January 23–September 16, 2013
Museo Reina Sofía, Madrid

The Fundación Cisneros/Colección Patricia Phelps de Cisneros (FC/CPPC) announces its first major exhibition in Europe, La invención concreta: Colección Patricia Phelps de Cisneros at the Museo Reina Sofía in Madrid, from January 23rd through September 16th, 2013.

La invención concreta [Concrete Invention] traces the development of geometric abstraction in Latin America from the 1930s to the 1970s. Jointly curated by the respective directors of the Reina Sofia and the CPPC, Manuel Borja-Villel, and Gabriel Pérez-Barreiro, this exhibition covers a period of optimism for Latin America as its economies grew after World War II, bringing a sense of confidence and an independence from the European influence that had characterized Latin American culture before the war.  The show will be organized around the idea of the intentions of these artists who produced works that they believed could change the world, sometimes socially and sometimes more intimately.
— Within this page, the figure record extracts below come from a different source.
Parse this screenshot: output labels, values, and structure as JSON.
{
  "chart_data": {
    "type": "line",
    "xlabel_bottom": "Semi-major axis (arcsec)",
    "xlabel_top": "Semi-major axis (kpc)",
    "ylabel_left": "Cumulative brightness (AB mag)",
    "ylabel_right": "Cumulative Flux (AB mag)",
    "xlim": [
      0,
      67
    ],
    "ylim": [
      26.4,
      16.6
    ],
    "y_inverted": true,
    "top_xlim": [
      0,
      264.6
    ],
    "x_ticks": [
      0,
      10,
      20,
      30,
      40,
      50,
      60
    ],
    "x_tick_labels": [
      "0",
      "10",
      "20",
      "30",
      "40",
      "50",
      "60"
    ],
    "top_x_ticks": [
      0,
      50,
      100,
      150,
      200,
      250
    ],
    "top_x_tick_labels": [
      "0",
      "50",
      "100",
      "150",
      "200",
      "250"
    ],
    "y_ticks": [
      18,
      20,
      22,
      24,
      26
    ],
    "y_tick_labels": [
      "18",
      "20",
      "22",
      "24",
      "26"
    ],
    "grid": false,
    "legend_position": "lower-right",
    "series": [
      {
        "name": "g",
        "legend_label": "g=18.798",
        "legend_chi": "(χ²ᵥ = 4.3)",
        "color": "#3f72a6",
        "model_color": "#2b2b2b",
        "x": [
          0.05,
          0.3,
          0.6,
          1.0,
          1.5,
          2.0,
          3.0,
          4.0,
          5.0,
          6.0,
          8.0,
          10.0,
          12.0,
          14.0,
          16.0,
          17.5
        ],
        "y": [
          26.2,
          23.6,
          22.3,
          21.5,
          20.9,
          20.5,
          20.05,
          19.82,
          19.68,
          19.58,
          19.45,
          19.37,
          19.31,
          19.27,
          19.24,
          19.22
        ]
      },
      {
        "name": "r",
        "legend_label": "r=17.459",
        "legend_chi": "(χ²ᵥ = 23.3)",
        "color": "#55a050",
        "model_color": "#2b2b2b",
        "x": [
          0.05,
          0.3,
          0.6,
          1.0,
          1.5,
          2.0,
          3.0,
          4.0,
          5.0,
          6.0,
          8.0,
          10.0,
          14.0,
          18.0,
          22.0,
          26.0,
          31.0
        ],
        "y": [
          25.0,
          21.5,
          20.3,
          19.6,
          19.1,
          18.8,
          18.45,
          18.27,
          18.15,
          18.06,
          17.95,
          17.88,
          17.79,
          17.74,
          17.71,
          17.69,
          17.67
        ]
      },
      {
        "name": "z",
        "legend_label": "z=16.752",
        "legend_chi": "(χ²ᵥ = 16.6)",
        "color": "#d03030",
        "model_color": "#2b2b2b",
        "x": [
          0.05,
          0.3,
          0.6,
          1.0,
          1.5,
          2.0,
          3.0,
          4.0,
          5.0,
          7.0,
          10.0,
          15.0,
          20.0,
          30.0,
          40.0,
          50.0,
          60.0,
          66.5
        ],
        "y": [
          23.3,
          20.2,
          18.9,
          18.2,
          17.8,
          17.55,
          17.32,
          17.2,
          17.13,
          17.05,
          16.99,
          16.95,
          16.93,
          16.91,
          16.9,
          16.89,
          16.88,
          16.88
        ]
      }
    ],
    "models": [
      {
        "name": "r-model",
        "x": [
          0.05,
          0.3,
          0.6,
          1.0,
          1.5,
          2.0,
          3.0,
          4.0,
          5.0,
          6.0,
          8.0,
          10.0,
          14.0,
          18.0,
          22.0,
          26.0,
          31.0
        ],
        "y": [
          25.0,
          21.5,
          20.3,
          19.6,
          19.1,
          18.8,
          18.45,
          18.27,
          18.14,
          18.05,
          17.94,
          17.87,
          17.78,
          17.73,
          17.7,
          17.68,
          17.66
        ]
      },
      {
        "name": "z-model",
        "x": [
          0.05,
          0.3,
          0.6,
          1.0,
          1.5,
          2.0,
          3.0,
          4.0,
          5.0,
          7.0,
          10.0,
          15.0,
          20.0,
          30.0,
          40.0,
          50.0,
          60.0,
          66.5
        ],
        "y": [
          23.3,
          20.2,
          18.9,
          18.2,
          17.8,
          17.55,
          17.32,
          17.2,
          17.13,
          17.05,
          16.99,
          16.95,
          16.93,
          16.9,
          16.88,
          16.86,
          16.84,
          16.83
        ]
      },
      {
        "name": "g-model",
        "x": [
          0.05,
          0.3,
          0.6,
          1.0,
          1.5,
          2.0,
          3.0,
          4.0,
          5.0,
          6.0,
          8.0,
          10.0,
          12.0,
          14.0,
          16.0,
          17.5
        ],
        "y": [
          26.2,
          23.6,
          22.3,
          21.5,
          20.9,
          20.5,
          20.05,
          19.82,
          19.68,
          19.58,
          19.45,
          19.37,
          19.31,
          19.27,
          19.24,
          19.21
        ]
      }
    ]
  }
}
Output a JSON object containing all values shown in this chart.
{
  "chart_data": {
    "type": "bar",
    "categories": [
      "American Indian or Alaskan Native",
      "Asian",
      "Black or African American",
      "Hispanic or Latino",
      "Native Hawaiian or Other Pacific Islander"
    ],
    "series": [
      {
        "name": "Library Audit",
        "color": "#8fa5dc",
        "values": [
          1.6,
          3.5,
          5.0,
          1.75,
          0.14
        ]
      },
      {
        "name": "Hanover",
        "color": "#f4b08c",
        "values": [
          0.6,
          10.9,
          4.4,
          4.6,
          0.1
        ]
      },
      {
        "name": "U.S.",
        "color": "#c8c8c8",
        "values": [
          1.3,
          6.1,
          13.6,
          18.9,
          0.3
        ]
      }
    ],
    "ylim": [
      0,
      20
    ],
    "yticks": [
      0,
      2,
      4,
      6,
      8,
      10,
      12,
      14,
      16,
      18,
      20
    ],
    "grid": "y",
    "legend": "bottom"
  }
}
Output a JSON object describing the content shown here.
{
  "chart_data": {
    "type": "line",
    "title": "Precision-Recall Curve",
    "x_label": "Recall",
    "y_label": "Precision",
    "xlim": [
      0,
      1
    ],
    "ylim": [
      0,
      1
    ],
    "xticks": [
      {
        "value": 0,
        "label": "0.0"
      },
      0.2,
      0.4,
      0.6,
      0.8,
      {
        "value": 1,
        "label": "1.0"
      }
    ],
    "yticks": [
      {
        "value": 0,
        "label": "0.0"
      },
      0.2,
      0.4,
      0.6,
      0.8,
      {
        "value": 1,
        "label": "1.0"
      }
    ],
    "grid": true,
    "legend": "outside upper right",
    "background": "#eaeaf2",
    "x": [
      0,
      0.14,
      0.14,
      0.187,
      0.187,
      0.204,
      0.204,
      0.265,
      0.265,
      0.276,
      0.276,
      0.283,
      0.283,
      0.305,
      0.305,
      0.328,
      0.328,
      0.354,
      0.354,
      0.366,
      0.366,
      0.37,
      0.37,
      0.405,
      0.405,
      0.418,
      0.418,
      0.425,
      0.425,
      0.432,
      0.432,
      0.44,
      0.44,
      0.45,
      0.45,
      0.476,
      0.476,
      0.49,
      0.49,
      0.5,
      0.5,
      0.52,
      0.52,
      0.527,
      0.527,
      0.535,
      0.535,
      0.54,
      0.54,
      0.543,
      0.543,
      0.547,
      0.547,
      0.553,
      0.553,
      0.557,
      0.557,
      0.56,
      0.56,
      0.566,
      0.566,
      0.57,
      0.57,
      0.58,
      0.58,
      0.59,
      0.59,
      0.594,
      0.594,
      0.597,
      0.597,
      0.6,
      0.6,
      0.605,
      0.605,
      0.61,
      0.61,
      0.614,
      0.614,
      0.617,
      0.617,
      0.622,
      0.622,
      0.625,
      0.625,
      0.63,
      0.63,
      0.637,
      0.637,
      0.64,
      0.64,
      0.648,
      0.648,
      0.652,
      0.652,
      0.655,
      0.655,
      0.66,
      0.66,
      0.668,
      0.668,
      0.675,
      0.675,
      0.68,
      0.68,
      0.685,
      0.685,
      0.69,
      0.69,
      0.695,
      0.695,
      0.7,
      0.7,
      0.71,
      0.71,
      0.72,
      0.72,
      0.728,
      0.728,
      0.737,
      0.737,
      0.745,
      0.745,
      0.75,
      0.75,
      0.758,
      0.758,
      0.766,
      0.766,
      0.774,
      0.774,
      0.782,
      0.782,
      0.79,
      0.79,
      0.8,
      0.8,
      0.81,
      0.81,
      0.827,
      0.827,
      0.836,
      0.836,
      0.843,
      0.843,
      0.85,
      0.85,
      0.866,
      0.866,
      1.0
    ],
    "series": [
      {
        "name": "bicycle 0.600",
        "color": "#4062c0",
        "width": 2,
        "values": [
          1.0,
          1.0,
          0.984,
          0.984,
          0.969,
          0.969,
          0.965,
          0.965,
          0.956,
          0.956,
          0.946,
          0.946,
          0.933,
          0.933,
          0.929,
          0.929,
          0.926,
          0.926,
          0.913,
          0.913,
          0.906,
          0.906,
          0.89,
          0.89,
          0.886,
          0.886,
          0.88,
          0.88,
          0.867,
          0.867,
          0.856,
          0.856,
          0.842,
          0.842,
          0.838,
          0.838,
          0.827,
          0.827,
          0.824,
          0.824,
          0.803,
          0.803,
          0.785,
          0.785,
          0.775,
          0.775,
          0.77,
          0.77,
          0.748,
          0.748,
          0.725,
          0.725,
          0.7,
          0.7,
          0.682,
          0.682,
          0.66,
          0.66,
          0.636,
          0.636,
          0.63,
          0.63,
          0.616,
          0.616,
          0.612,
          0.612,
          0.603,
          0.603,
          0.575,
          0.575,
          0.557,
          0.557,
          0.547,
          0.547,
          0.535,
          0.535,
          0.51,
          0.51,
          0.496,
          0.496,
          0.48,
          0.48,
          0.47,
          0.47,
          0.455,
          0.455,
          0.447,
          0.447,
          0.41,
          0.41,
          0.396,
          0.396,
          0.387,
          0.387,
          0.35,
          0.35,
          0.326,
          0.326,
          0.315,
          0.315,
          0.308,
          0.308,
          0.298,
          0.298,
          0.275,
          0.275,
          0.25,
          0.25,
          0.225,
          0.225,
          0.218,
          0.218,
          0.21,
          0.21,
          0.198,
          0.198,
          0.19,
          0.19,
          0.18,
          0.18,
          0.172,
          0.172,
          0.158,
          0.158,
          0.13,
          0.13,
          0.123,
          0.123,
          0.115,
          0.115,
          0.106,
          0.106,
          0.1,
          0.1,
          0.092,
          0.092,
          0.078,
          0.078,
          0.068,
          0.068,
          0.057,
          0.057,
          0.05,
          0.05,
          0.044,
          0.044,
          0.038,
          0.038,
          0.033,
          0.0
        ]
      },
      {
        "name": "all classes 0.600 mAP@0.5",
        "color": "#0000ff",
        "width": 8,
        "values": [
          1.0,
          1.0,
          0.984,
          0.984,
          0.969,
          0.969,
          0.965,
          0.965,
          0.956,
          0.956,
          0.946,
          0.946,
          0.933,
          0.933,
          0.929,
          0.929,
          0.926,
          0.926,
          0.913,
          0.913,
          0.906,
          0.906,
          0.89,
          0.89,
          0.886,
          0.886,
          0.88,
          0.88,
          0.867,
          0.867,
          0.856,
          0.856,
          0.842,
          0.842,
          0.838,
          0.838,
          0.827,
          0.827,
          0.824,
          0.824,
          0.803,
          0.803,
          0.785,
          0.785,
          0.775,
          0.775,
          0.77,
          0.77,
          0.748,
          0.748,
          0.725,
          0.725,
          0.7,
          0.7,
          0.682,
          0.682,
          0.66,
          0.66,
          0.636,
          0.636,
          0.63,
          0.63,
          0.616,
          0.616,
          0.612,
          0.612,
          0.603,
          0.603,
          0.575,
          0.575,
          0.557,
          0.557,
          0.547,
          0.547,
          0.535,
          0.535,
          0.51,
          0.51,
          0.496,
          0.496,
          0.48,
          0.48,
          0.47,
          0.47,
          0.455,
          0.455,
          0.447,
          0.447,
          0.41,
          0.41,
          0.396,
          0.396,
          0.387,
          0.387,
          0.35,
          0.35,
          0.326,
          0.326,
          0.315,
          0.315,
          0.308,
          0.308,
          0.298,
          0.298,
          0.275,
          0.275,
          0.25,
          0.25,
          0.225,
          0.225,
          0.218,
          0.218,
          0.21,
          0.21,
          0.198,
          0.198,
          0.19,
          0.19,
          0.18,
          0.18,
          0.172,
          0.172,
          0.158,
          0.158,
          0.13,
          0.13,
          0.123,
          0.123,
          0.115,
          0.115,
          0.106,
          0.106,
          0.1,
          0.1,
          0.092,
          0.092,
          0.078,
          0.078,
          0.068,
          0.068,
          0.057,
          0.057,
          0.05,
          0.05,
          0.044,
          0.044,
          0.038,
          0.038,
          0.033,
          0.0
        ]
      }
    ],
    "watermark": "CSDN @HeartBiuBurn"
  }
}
The works connect to a belief system and a broader cultural project, and ask fundamental questions about the nature of art and its place in the world. This exhibition is based on the premise that geometry is a language used by artists to express a broad range of often contradictory intentions, including works by Lygia Clark, Jesus Soto, Tomás Maldonado, Joaquín Torres-García, and Hélio Oiticica among many more.

The five groupings around which the exhibition is organized—illusion, geometry, vibration, dialogue and universalism—respond to philosophical premises about geometry and its significance, ranging from the material to the spiritual, the metaphorical to the objective.